En producir a través de lazos comunitarios éticamente virtuosos, aunque esté solo en su cuarto garabateando una partitura. En disponer su ser como antena de esa comunidad y a través de su técnica abrir la obra al mundo para que la obra abra al mundo. No repetir caminos conocidos, frustrarse como método para encontrar el cruce de marcos conceptuales que lo llevaran a la novedad. La novedad no entendida como la originalidad del ingenio sino como la honestidad brutal que poseen las partículas universales. Buscar, hallar, producir y compartir lo profundamente personal que nos compete a todos.

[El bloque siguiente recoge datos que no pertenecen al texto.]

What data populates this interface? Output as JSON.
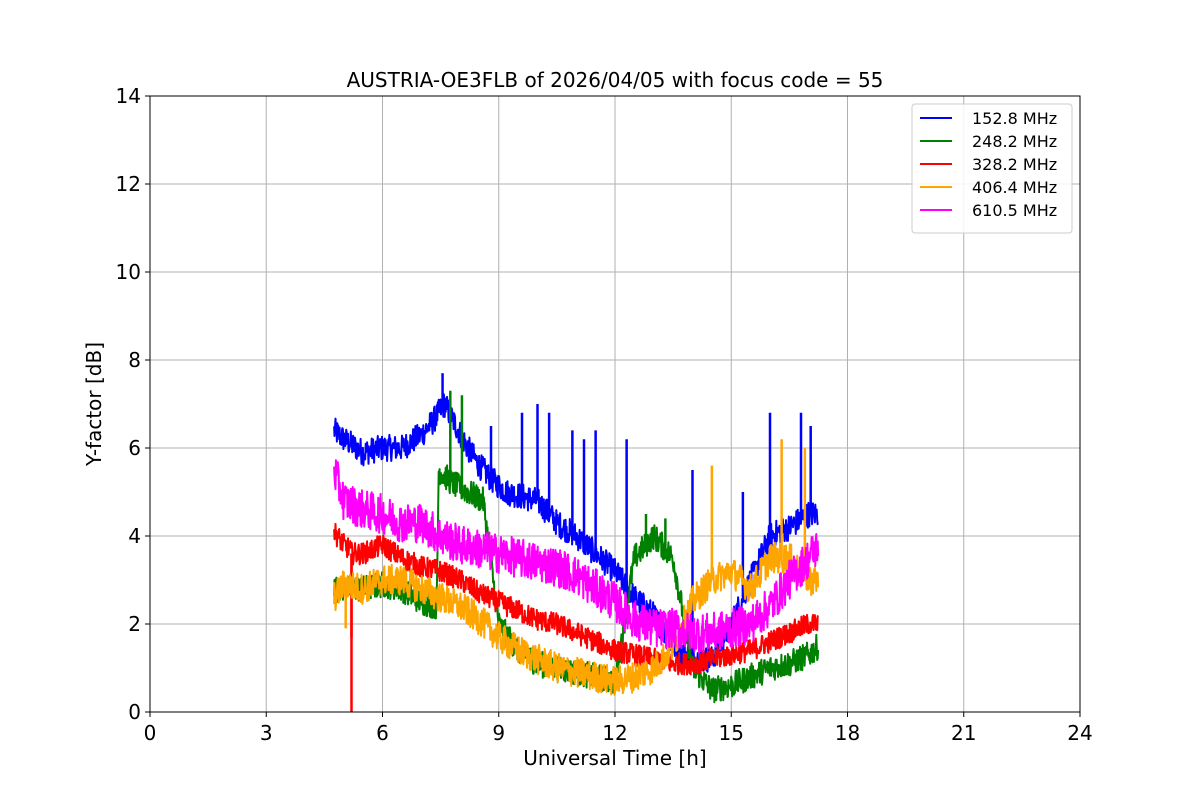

Andrea Garrote es actriz, directora, dramaturga y docente. En 1994 funda junto con Rafael Spregelburd el grupo El Patrón Vázquez y escribe, dirige y protagoniza junto al actor la obra Dos personas diferentes dicen hace buen tiempo, actúa en La modestia, La estupidez, La paranoia, La terquedad y Tres finales, entre otras, y participa de festivales y giras por Latinoamérica y Europa. Trabajó bajo la dirección de Laura Yusem, Vivi Tellas, Rubén Szuchmacher, Javier Daulte y Matias Feldman. En cine participó de films como Relatos salvajes, El patrón, radiografía de un crimen y La flor. Es profesora de la cátedra de Dramaturgia en la Universidad Nacional de las Artes. Fundó el ciclo Perfecta Anarquía, que nuclea los trabajos que se producen en sus talleres de Entrenamiento y Dramaturgia para actores. Dictó clases en Colombia, Uruguay y España. Publicó varios artículos en libros sobre el quehacer artístico y pedagógico. Escribió La Ropa, que ha sido representada en diferentes partes del mundo. Algunas de las obras que escribió y dirigió son Niños del limbo, El combate de los pozos, Pundonor (2018); esta última pieza recibió el Premio Fundación Sagai, Premio Teatro del Mundo, Premio a la mejor dramaturgia, Teatro Siglo XXI y nominación como actriz a los premios Trinidad Guevara. Su último trabajo como directora fue Adela duerme serena (2019) en el Teatro Nacional Cervantes.